I like your discussion on Job. Possibly like you, I suspect that when God and Satan's conversation turns to me, He isn't nearly so complimentary. Maybe that's why I've never cared much for that book of the Old Testament. I'm much more of an Ecclesiastes or Daniel man myself.

I think that is because I always seem to come away from the book of Job with the wrong message. I assume that I'm supposed to be exhorted in faith and restored with submissive acceptance of His perfect plan. Yet I can never get past the fact that Job's world was torn apart over a casual wager between God and Satan rather than a thoughtfully designed "purpose" in life. Certainly He never felt the need to own up to the capriciousness of it all to Job. He didn't bother to explain that none of this was really His idea in the first place; none of Job's original 10 children or servants or anybody else caught up in the mayhem were lucky enough to be "restored" in their lifetimes either. So instead I tend to read this book and pray for more faith to combat the cynicism that seems to immediately follow.

But that's me.

I like to think we live in a country where people like you and your husband can simply get the deposit on your apartment back. Much like the prospective buyers of your home probably didn't forfeit any deposit accompanying their offer when their financing fell through. Again...maybe that's just my wishful thinking.
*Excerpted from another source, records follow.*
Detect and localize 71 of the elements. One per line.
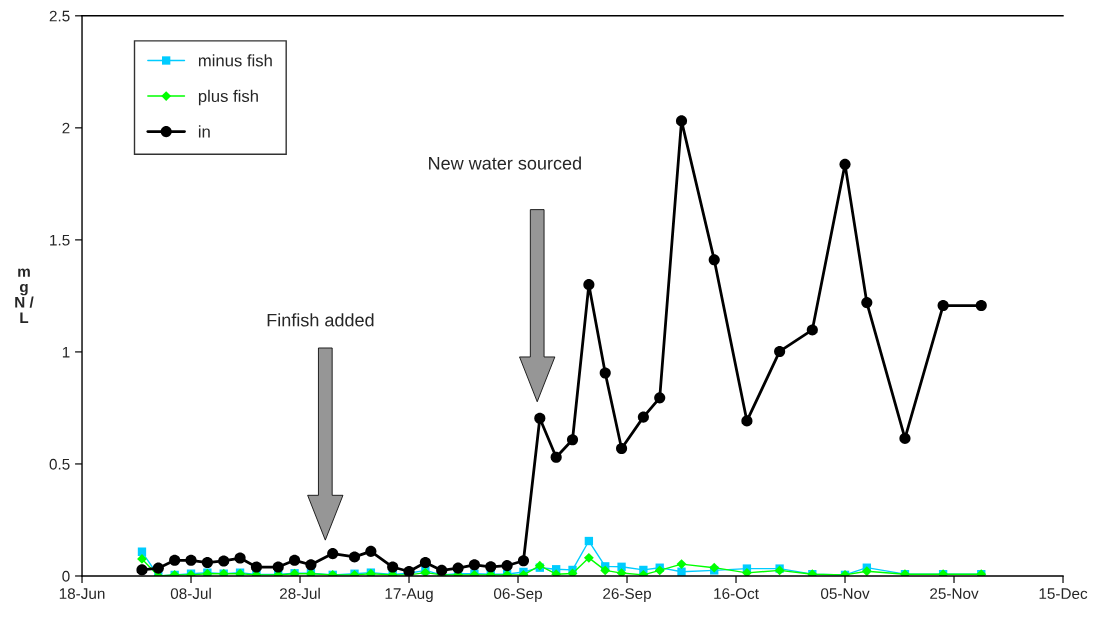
point (899, 432, 911, 444)
point (584, 536, 594, 546)
point (365, 545, 377, 557)
point (709, 562, 720, 573)
point (654, 565, 665, 576)
point (774, 345, 786, 358)
point (583, 279, 595, 291)
point (708, 254, 720, 266)
y-tick-label: 2.5 (49, 10, 70, 22)
point (861, 566, 872, 576)
point (600, 565, 611, 576)
point (201, 556, 213, 569)
point (676, 559, 687, 570)
x-tick-label: 16-Oct (714, 588, 759, 600)
x-tick-label: 15-Dec (1039, 588, 1088, 600)
point (616, 442, 628, 455)
x-tick-label: 28-Jul (279, 587, 320, 600)
point (452, 562, 464, 574)
y-tick-label: 1 (62, 346, 70, 358)
x-tick-label: 17-Aug (385, 588, 433, 603)
y-axis-title: m g N / L (15, 268, 34, 323)
point (485, 561, 497, 573)
point (250, 561, 262, 573)
point (218, 555, 230, 567)
point (305, 559, 317, 571)
point (806, 324, 818, 336)
point (550, 451, 562, 463)
annotation: Finfish added (267, 313, 374, 327)
point (136, 564, 148, 576)
point (839, 158, 851, 170)
point (741, 415, 753, 427)
point (616, 568, 627, 576)
point (937, 299, 949, 312)
legend-label: minus fish (198, 54, 272, 67)
point (272, 561, 284, 573)
x-tick-label: 06-Sep (493, 588, 543, 603)
annotation: New water sourced (429, 156, 581, 170)
point (534, 412, 546, 424)
point (289, 554, 301, 566)
x-tick-label: 26-Sep (603, 588, 652, 603)
point (975, 299, 987, 312)
y-tick-label: 2 (62, 122, 70, 134)
point (675, 115, 688, 127)
point (348, 551, 361, 563)
point (599, 367, 611, 379)
point (517, 555, 530, 567)
x-tick-label: 18-Jun (59, 588, 105, 600)
y-tick-label: 1.5 (50, 234, 70, 246)
y-tick-label: 0 (62, 570, 70, 582)
x-tick-label: 05-Nov (820, 588, 870, 600)
point (468, 559, 480, 571)
point (419, 556, 431, 569)
point (152, 562, 164, 574)
y-tick-label: 0.5 (49, 458, 70, 470)
legend-label: plus fish (198, 89, 258, 106)
x-tick-label: 25-Nov (930, 588, 979, 600)
point (654, 392, 666, 404)
point (185, 554, 197, 566)
point (677, 567, 686, 576)
point (169, 554, 181, 566)
point (637, 411, 649, 423)
point (137, 547, 147, 556)
x-tick-label: 08-Jul (170, 587, 211, 600)
point (566, 434, 579, 446)
point (501, 560, 513, 572)
point (234, 552, 246, 564)
point (387, 561, 399, 573)
point (861, 297, 873, 309)
point (583, 552, 594, 563)
point (327, 548, 339, 560)
legend-label: in (198, 125, 210, 138)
The last time my wife and I sold our home, we had three contracts fall through for similar reasons. While gut-wrenching, the good news is: if one person has made an acceptable offer on your home, you can be encouraged that other people will too. That's something to take faith in I think.

I admire you and your husband for having the courage to take a chance and make a big change like you are doing: switching jobs and moving to a new home. Lots of folks I know wouldn't be willing to take those sorts of risks. Ever.

Good luck and have a great start to the school year.